According to several unnamed sources who spoke with Punch, the project was approved by former President Goodluck Jonathan before he left office on the request by security agencies in the country. The original aim was to frustrate terrorist operations in the country and the main targets were religious extremists.
“The surveillance system is not being used to target everyone, as people may want to believe. It is only deployed to get intelligence on specific targets because it would be hard and difficult to use such system to spy on all Nigerians; the amount of data would be too huge and staggering for the assessors to sort and manage.
“Basically, the system is used to hack into emails and phones of targets, and the targets are those who are suspected of having ties with terrorists, whether Boko Haram, ISIS or any other criminal element,” a security source told Punch.

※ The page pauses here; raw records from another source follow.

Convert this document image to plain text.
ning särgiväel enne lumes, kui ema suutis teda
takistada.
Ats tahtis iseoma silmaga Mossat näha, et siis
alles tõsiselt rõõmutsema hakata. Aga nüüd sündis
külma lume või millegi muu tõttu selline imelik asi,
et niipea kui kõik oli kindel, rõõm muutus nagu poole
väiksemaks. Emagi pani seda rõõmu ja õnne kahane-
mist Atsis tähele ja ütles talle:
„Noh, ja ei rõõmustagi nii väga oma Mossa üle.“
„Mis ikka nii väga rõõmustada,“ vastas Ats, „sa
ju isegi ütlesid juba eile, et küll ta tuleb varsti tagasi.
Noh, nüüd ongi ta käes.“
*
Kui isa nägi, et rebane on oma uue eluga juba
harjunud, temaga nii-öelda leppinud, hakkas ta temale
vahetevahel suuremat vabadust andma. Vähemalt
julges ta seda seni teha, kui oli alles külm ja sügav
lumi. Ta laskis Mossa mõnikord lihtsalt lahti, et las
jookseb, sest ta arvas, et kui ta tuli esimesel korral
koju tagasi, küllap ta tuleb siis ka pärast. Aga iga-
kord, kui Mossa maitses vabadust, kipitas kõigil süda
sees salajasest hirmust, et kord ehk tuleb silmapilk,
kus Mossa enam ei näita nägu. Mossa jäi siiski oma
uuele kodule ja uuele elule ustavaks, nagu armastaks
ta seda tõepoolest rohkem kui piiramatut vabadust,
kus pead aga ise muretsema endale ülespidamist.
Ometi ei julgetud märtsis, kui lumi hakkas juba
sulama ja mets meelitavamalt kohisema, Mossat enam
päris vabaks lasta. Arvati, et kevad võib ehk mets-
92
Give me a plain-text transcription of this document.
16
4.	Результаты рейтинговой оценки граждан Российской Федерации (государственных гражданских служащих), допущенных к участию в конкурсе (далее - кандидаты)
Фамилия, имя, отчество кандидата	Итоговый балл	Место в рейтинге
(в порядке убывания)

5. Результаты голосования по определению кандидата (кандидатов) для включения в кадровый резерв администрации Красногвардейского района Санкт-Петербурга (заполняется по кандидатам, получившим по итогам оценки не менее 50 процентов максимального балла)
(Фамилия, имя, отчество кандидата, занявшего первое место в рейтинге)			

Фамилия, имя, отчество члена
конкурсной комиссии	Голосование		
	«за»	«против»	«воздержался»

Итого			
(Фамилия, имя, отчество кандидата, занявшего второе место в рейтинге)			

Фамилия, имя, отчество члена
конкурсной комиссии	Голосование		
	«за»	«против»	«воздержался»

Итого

Security agents say that the domestic espionage system has “greatly assisted security agencies” to frustrate Boko Haram attacks and electronic trackers have been used in busting kidnapping rings.
Reportedly, such a project is supposed to slow down the ability of terrorists to recruit new members and spread their radical message.
Nigeria’s police spokesman, Emmanuel Ojukwu, confirmed that security agencies in the country were using a sophisticated surveillance system as part of a global measures to combat crime and terrorism in the country.
He said, “It is not a new technology. Everywhere in the world, it is used, including drones and other sophisticated equipment. Nigeria is part of the international community; we have our surveillance system, which shows that Nigeria is developing.”
Ojukwu maintained that the rights of Nigerians were respected and the system was not being used to hack into phones and computers of “innocent Nigerians”.